Il faudra se rendre dans une autre aile pour trouver toute une rangée d’ateliers de peinture et de calligraphie chinoise dont les occupants vous inviteront à découvrir cet art ancestral. Ici un peintre rajoute un peu d’eau dans une écuelle contenant de l’encre afin d’obtenir différentes nuances de densité pour poursuivre le dégradé d’une esquisse aussi précise que délicate d’un paysage montagneux. Là-bas un autre vient de terminer des oiseaux posés sur une branche, le regard craintif tourné vers le visiteur. Surtout ne pas les effaroucher, ils pourraient s’envoler ! Sur sa droite une jeune femme fait naitre sous ses pinceaux une parure de fleurs d’un rose délicat. Quel plaisir de voir ses doigts manipulant en alternance avec une extrême dextérité deux pinceaux tenus en croix. Quelle rapidité dans le geste ! Quelle sureté dans le trait ! Avec ce papier absorbant, aussi doux que du vélin, pas de retouche possible. Cette fois encore le rendu est plus vrai que nature.

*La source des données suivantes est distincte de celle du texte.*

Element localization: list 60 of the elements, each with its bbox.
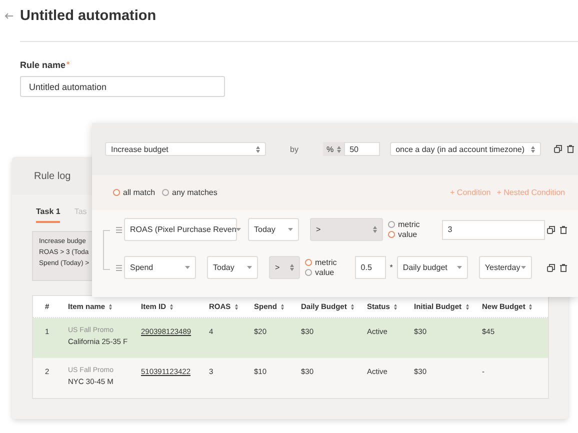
up-down-icon <box>290 264 294 271</box>
copy-icon[interactable] <box>554 145 562 153</box>
back-arrow-icon[interactable] <box>5 13 13 19</box>
by-label: by <box>290 144 298 154</box>
radio-label: metric <box>398 220 420 229</box>
copy-icon[interactable] <box>547 264 555 272</box>
up-down-icon <box>256 146 260 152</box>
metric-dropdown[interactable]: Spend <box>124 256 196 279</box>
up-down-icon <box>336 146 341 152</box>
copy-icon[interactable] <box>547 226 555 234</box>
radio-button[interactable] <box>305 269 312 276</box>
trash-icon[interactable] <box>560 264 567 272</box>
amount-input[interactable]: 50 <box>344 142 380 156</box>
caret-icon <box>247 266 252 269</box>
operator-dropdown[interactable]: > <box>269 256 300 279</box>
sort-icon <box>170 304 174 310</box>
sort-icon <box>350 304 354 310</box>
sort-icon <box>394 304 397 310</box>
operator-dropdown[interactable]: > <box>310 218 383 241</box>
trash-icon[interactable] <box>567 145 574 153</box>
rule-name-input[interactable]: Untitled automation <box>20 76 225 97</box>
up-down-icon <box>530 146 535 152</box>
caret-icon <box>456 266 462 269</box>
field-label: Rule name <box>20 60 66 70</box>
sort-icon <box>109 304 112 310</box>
radio-label: value <box>398 230 418 239</box>
sort-icon <box>280 304 284 310</box>
radio-button[interactable] <box>162 189 170 196</box>
target-metric-dropdown[interactable]: Daily budget <box>396 256 468 279</box>
up-down-icon <box>373 226 377 233</box>
sort-icon <box>234 304 238 310</box>
target-period-dropdown[interactable]: Yesterday <box>478 256 532 279</box>
bracket-line <box>103 230 110 270</box>
radio-label: any matches <box>172 188 218 197</box>
caret-icon <box>185 266 190 269</box>
page-title: Untitled automation <box>20 8 156 24</box>
multiply-sign: * <box>390 263 393 272</box>
radio-label: value <box>315 268 334 277</box>
card-title: Rule log <box>34 170 71 182</box>
caret-icon <box>520 266 526 269</box>
radio-button[interactable] <box>113 189 120 196</box>
trash-icon[interactable] <box>560 226 567 234</box>
radio-label: metric <box>315 258 337 267</box>
radio-button[interactable] <box>388 231 395 238</box>
radio-label: all match <box>123 188 156 197</box>
task-tab[interactable]: Task 1 <box>36 207 60 223</box>
radio-button[interactable] <box>305 259 312 266</box>
factor-input[interactable]: 0.5 <box>354 256 386 279</box>
sort-icon <box>466 304 468 310</box>
period-dropdown[interactable]: Today <box>207 256 258 279</box>
sort-icon <box>529 304 532 310</box>
unit-dropdown[interactable]: % <box>323 142 344 156</box>
action-dropdown[interactable]: Increase budget <box>105 142 266 156</box>
period-dropdown[interactable]: Today <box>248 218 299 241</box>
drag-handle-icon[interactable] <box>116 226 122 232</box>
required-mark: * <box>66 60 70 70</box>
value-input[interactable]: 3 <box>442 220 545 240</box>
drag-handle-icon[interactable] <box>116 264 122 270</box>
radio-button[interactable] <box>388 221 395 228</box>
frequency-dropdown[interactable]: once a day (in ad account timezone) <box>390 142 541 156</box>
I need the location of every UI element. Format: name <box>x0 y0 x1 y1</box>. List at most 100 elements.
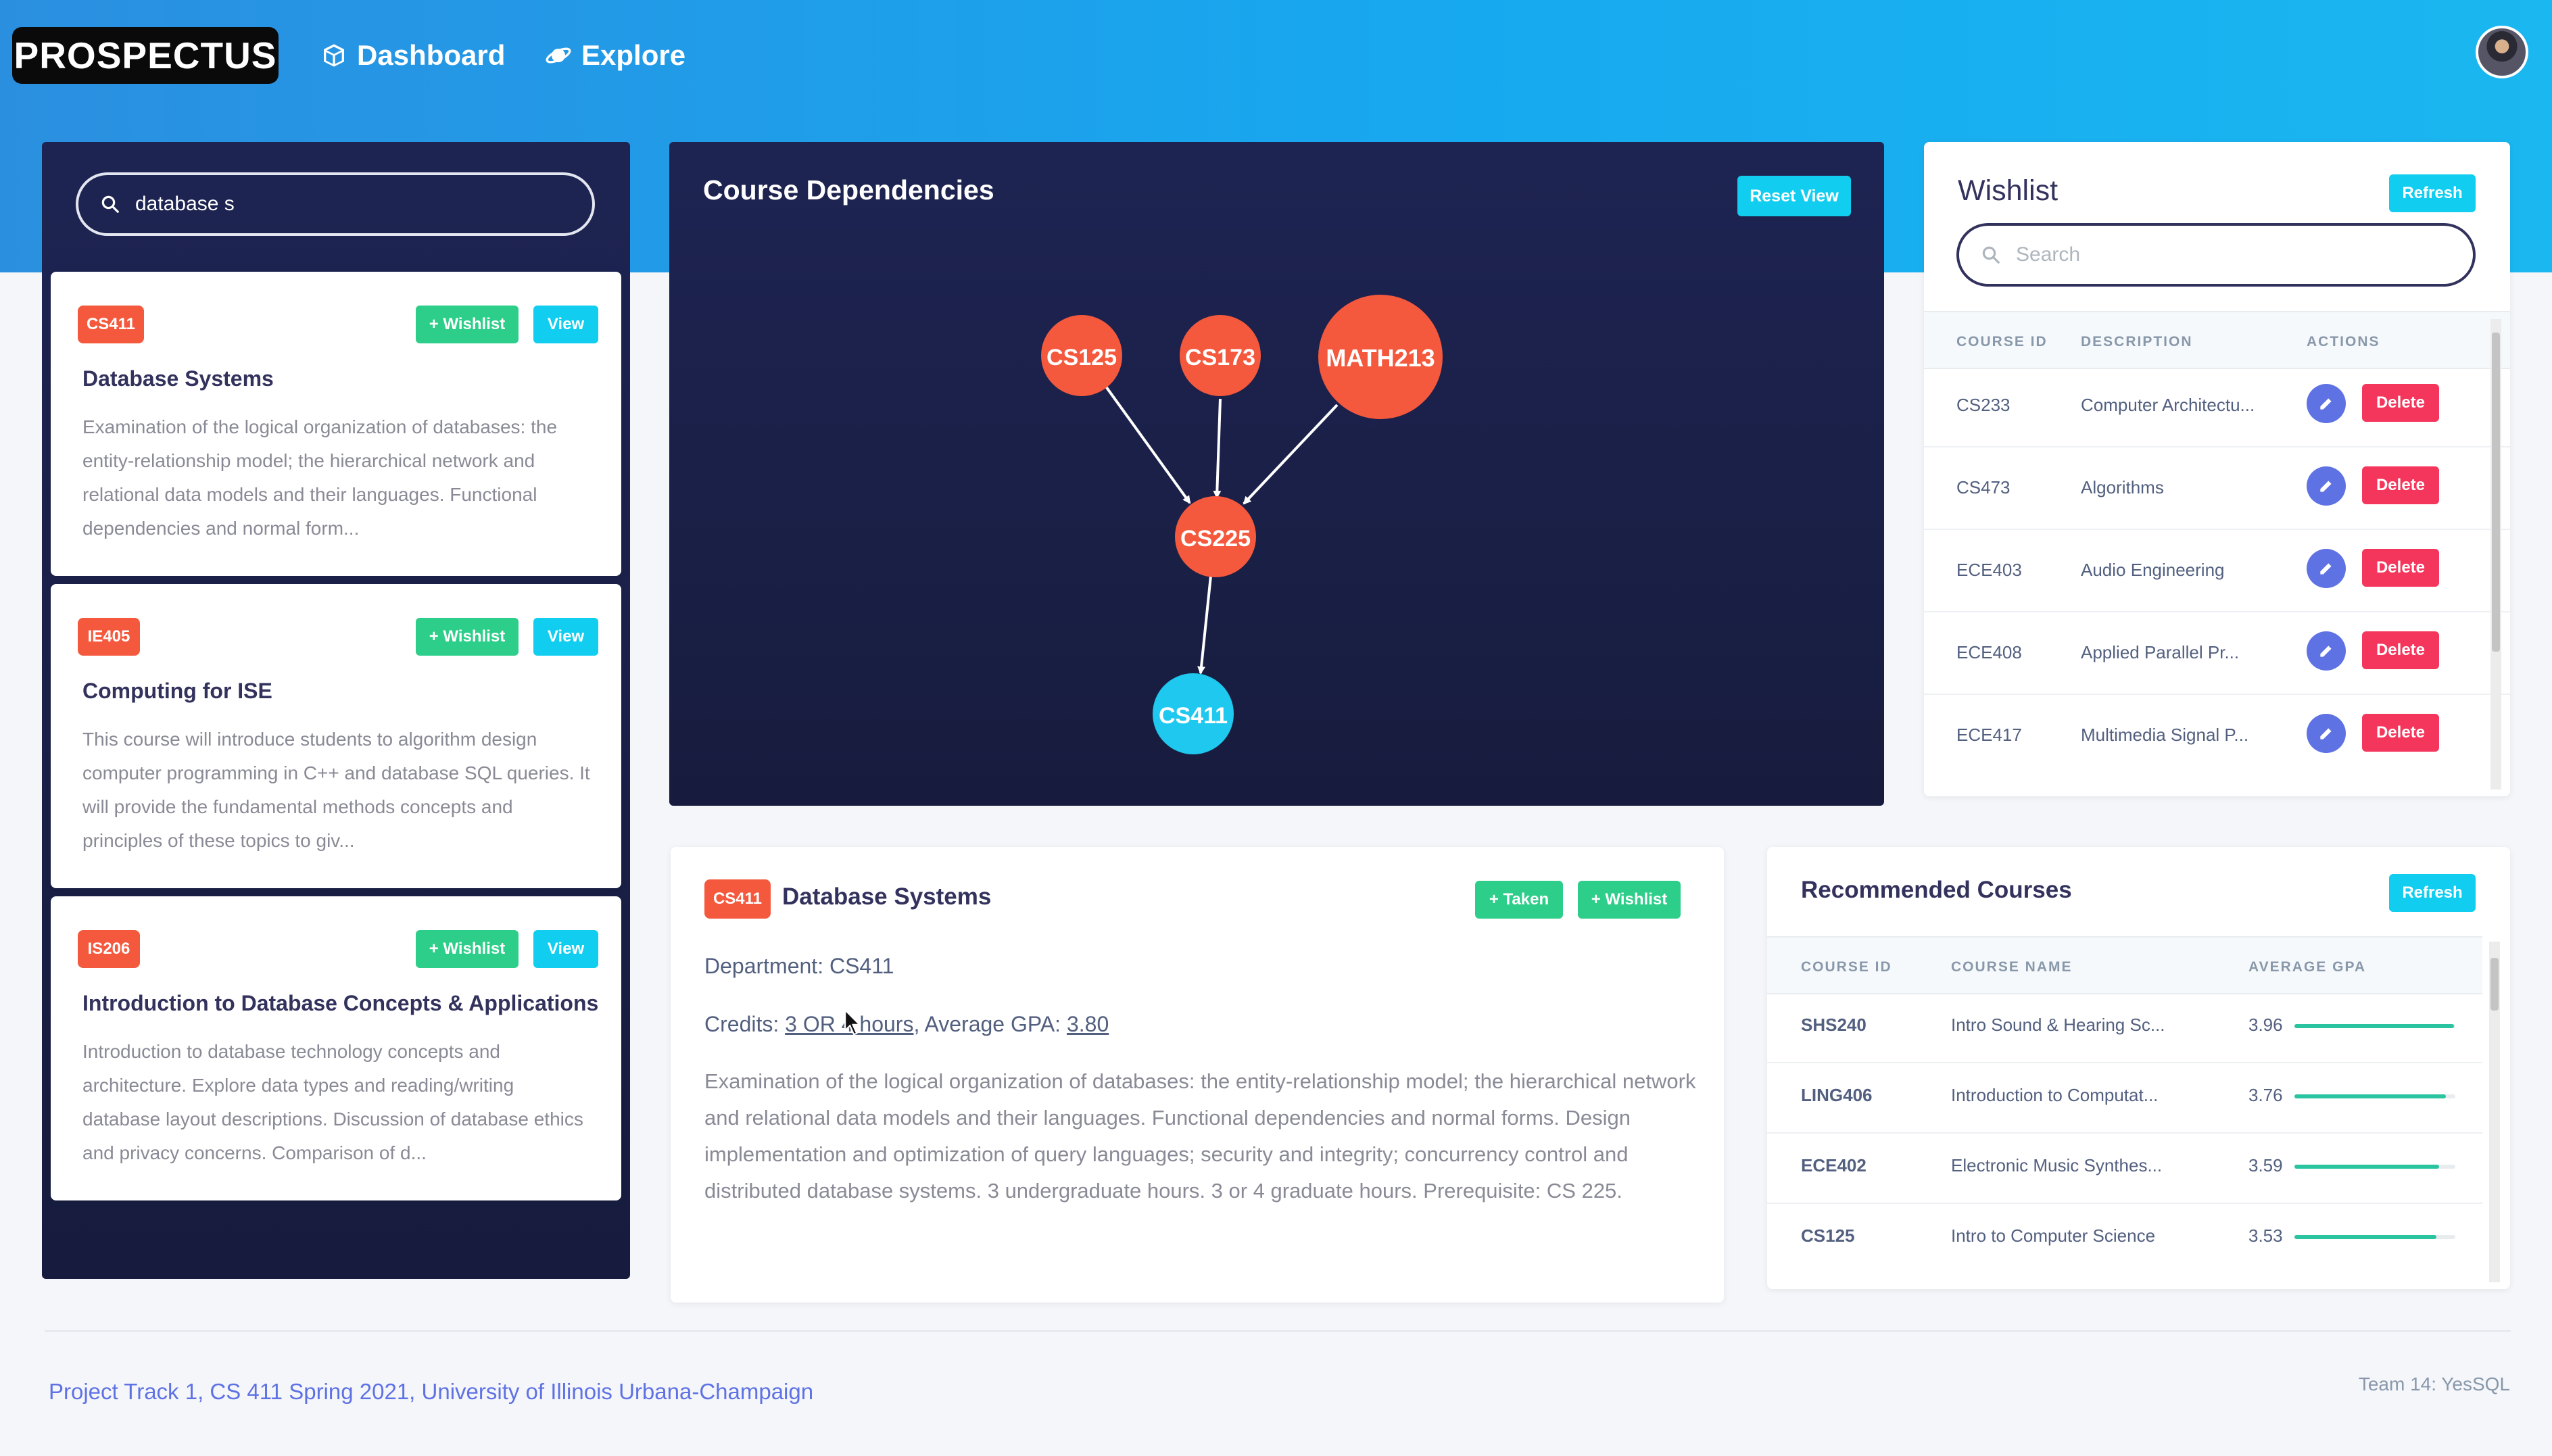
graph-node-label: CS225 <box>1180 526 1251 552</box>
course-detail-description: Examination of the logical organization … <box>704 1069 1696 1203</box>
course-code-badge: IE405 <box>78 618 140 656</box>
cell-description: Algorithms <box>2081 477 2164 498</box>
gpa-progress-fill <box>2294 1235 2437 1239</box>
edge-math213-cs225 <box>1243 404 1339 505</box>
result-card: IS206 + Wishlist View Introduction to Da… <box>51 896 621 1200</box>
pencil-icon <box>2320 563 2332 575</box>
cell-course-name: Intro Sound & Hearing Sc... <box>1951 1015 2165 1035</box>
gpa-progress-bar <box>2294 1024 2455 1028</box>
row-divider <box>1924 529 2510 530</box>
cell-gpa: 3.76 <box>2248 1085 2283 1105</box>
view-button[interactable]: View <box>533 618 598 656</box>
edit-button[interactable] <box>2307 714 2346 753</box>
row-divider <box>1924 446 2510 447</box>
gpa-progress-fill <box>2294 1094 2446 1098</box>
edit-button[interactable] <box>2307 384 2346 423</box>
result-card: IE405 + Wishlist View Computing for ISE … <box>51 584 621 888</box>
wishlist-refresh-button[interactable]: Refresh <box>2389 174 2476 212</box>
avatar[interactable] <box>2476 26 2528 78</box>
column-header-course-id: COURSE ID <box>1956 334 2048 349</box>
course-search-input[interactable]: database s <box>76 172 595 236</box>
delete-button[interactable]: Delete <box>2362 714 2439 752</box>
cell-gpa: 3.96 <box>2248 1015 2283 1035</box>
wishlist-search-placeholder: Search <box>2016 243 2081 266</box>
gpa-progress-fill <box>2294 1024 2454 1028</box>
cell-course-name: Electronic Music Synthes... <box>1951 1155 2163 1175</box>
pencil-icon <box>2320 646 2332 657</box>
credits-line: Credits: 3 OR 4 hours, Average GPA: 3.80 <box>704 1012 1109 1037</box>
row-divider <box>1767 1132 2482 1134</box>
credits-label: Credits: <box>704 1012 786 1036</box>
recommended-courses-card: Recommended Courses Refresh COURSE ID CO… <box>1767 847 2510 1289</box>
add-wishlist-button[interactable]: + Wishlist <box>416 930 519 968</box>
row-divider <box>1767 1062 2482 1063</box>
row-divider <box>1924 694 2510 695</box>
course-title: Database Systems <box>82 366 274 391</box>
graph-node-cs411[interactable]: CS411 <box>1153 673 1234 754</box>
add-wishlist-button[interactable]: + Wishlist <box>416 618 519 656</box>
recommended-scrollbar[interactable] <box>2489 942 2500 1282</box>
mark-taken-button[interactable]: + Taken <box>1475 881 1563 919</box>
nav-explore[interactable]: Explore <box>545 34 685 77</box>
cell-gpa: 3.59 <box>2248 1155 2283 1175</box>
average-gpa-value[interactable]: 3.80 <box>1067 1012 1109 1036</box>
nav-dashboard[interactable]: Dashboard <box>320 34 505 77</box>
delete-button[interactable]: Delete <box>2362 631 2439 669</box>
gpa-progress-fill <box>2294 1165 2439 1169</box>
course-description: This course will introduce students to a… <box>82 729 590 851</box>
planet-icon <box>546 47 571 64</box>
graph-node-cs225[interactable]: CS225 <box>1175 496 1256 577</box>
wishlist-scroll-thumb[interactable] <box>2492 333 2500 652</box>
course-detail-card: CS411 Database Systems + Taken + Wishlis… <box>671 847 1724 1303</box>
course-title: Introduction to Database Concepts & Appl… <box>82 991 599 1015</box>
cell-course-name: Introduction to Computat... <box>1951 1085 2159 1105</box>
edit-button[interactable] <box>2307 631 2346 671</box>
delete-button[interactable]: Delete <box>2362 466 2439 504</box>
view-button[interactable]: View <box>533 930 598 968</box>
footer-team: Team 14: YesSQL <box>2358 1374 2510 1394</box>
cell-course-id: ECE402 <box>1801 1155 1867 1175</box>
graph-node-cs173[interactable]: CS173 <box>1180 315 1261 396</box>
gpa-progress-bar <box>2294 1094 2455 1098</box>
search-query-text: database s <box>135 193 235 215</box>
search-icon <box>1982 246 2000 264</box>
wishlist-search-input[interactable]: Search <box>1956 223 2476 287</box>
delete-button[interactable]: Delete <box>2362 384 2439 422</box>
edit-button[interactable] <box>2307 466 2346 506</box>
course-description: Examination of the logical organization … <box>82 416 558 539</box>
cell-gpa: 3.53 <box>2248 1226 2283 1246</box>
cell-description: Computer Architectu... <box>2081 395 2255 415</box>
edge-cs225-cs411 <box>1197 575 1212 675</box>
dependency-graph[interactable]: CS125 CS173 MATH213 CS225 CS411 <box>669 142 1884 806</box>
gpa-progress-bar <box>2294 1235 2455 1239</box>
wishlist-title: Wishlist <box>1958 174 2059 207</box>
column-header-course-id: COURSE ID <box>1801 959 1892 975</box>
add-wishlist-button[interactable]: + Wishlist <box>416 306 519 343</box>
course-code-badge: CS411 <box>704 879 771 919</box>
department-line: Department: CS411 <box>704 954 894 979</box>
search-panel: database s CS411 + Wishlist View Databas… <box>42 142 630 1279</box>
add-wishlist-button[interactable]: + Wishlist <box>1578 881 1681 919</box>
wishlist-card: Wishlist Refresh Search COURSE ID DESCRI… <box>1924 142 2510 796</box>
recommended-refresh-button[interactable]: Refresh <box>2389 874 2476 912</box>
edge-cs125-cs225 <box>1105 385 1191 504</box>
pencil-icon <box>2320 481 2332 492</box>
brand-logo[interactable]: PROSPECTUS <box>12 27 279 84</box>
wishlist-scrollbar[interactable] <box>2490 319 2501 790</box>
view-button[interactable]: View <box>533 306 598 343</box>
course-dependencies-panel: Course Dependencies Reset View CS125 CS1… <box>669 142 1884 806</box>
cell-course-id: CS473 <box>1956 477 2011 498</box>
pencil-icon <box>2320 398 2332 410</box>
wishlist-table-header: COURSE ID DESCRIPTION ACTIONS <box>1924 311 2510 369</box>
pencil-icon <box>2320 728 2332 739</box>
nav-explore-label: Explore <box>581 39 686 71</box>
edit-button[interactable] <box>2307 549 2346 588</box>
graph-node-math213[interactable]: MATH213 <box>1318 295 1443 419</box>
graph-node-cs125[interactable]: CS125 <box>1041 315 1122 396</box>
column-header-actions: ACTIONS <box>2307 334 2380 349</box>
recommended-scroll-thumb[interactable] <box>2490 958 2499 1011</box>
cell-course-id: SHS240 <box>1801 1015 1867 1035</box>
delete-button[interactable]: Delete <box>2362 549 2439 587</box>
search-icon <box>101 195 119 213</box>
course-code-badge: IS206 <box>78 930 140 968</box>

Dans un clair obscur, un dos vouté entouré d’un faible halo cache un trésor. Muni d’un minuscule burin, ses doigts usés et tavelés gravent un morceau de bois qui une fois sa parure terminée ira s’encastrer dans le dossier d’une chaise. A côté, une fraise grince sa mélodie crispante dans un halo de poussière. Mais la réminiscence désagréable de la roulette du dentiste s’efface soudain lorsque la joue policée d’un bouddha de jade se prête au souffle attentionné de l’artiste.

Sur une étagère parmi d’autres objets de la vie courante, un encastrement de porcelaine blanche et bleue attire soudain le regard. Qu’est ce donc que ce petit tertre au couvercle perclus de trous ? Ne serait-ce pas … mais si, mais si, c’est bien une boite à grillons. Et oui, quand on ne les mange pas grillés en brochette et qu’on ne les utilise pas pour des combats, ils sont gardés dans ce genre de boite pour bercer les humeurs chagrinent de leur « cri-cri » guillerets. Un bonheur prisonnier en quelque sorte …

Pour vous rendre à Songxian Qiao il suffit de prendre un taxi depuis le centre ville. Vous pouvez montrer l’adresse suivante au chauffeur : 青羊区送仙桥(近浣花溪公园) La course vous coûtera moins de 20 RMB.